🤖 AI Summary
Sparse-view novel view synthesis is fundamentally ill-posed due to geometric ambiguity: regression-based methods preserve geometry faithfully but lack completeness, whereas generative methods enable scene completion yet often introduce structural inconsistencies. To address this, we propose a “generative–verificatory” framework that, for the first time, synergistically integrates a pre-trained 3D-aware diffusion model with multi-view stereo (MVS) attention—leveraging the diffusion model to supply semantically coherent scene priors, and employing MVS attention maps as a geometric oracle to quantify 3D uncertainty and guide Gaussian splatting optimization. We further design an uncertainty-weighted loss that adaptively fuses generative priors with geometric evidence, effectively suppressing hallucinated artifacts while ensuring geometrically plausible completion.

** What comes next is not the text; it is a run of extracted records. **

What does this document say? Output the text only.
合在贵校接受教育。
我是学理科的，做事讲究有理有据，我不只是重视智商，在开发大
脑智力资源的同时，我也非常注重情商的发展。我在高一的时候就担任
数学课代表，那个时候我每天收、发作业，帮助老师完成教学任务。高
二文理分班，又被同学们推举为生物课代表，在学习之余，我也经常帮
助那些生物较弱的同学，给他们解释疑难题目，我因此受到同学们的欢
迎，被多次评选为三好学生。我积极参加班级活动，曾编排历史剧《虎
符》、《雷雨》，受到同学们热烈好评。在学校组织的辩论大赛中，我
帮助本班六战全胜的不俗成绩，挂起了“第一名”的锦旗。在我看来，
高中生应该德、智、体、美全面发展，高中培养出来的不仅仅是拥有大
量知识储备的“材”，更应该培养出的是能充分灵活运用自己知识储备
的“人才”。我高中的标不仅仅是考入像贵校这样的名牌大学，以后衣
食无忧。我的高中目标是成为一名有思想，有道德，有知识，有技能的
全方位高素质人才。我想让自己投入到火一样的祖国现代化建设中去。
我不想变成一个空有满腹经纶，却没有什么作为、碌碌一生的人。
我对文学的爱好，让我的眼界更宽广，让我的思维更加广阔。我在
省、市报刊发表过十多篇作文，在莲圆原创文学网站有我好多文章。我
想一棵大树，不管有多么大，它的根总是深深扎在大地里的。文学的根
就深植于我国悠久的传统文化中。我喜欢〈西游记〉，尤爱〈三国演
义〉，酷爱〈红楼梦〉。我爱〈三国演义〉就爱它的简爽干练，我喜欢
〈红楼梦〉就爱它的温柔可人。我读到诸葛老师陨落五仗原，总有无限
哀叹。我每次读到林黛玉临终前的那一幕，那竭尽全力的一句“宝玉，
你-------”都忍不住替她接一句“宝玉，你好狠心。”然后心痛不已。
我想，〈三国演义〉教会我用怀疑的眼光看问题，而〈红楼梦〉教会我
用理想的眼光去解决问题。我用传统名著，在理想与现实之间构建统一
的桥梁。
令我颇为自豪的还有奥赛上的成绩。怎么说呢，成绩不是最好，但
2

On the Mip-NeRF 360 and NeRF Synthetic benchmarks, our method achieves state-of-the-art performance in both reconstruction completeness and geometric accuracy.
📝 Abstract
Sparse-view novel view synthesis is fundamentally ill-posed due to severe geometric ambiguity. Current methods are caught in a trade-off: regressive models are geometrically faithful but incomplete, whereas generative models can complete scenes but often introduce structural inconsistencies. We propose OracleGS, a novel framework that reconciles generative completeness with regressive fidelity for sparse view Gaussian Splatting. Instead of using generative models to patch incomplete reconstructions, our "propose-and-validate" framework first leverages a pre-trained 3D-aware diffusion model to synthesize novel views to propose a complete scene. We then repurpose a multi-view stereo (MVS) model as a 3D-aware oracle to validate the 3D uncertainties of generated views, using its attention maps to reveal regions where the generated views are well-supported by multi-view evidence versus where they fall into regions of high uncertainty due to occlusion, lack of texture, or direct inconsistency. This uncertainty signal directly guides the optimization of a 3D Gaussian Splatting model via an uncertainty-weighted loss. Our approach conditions the powerful generative prior on multi-view geometric evidence, filtering hallucinatory artifacts while preserving plausible completions in under-constrained regions, outperforming state-of-the-art methods on datasets including Mip-NeRF 360 and NeRF Synthetic.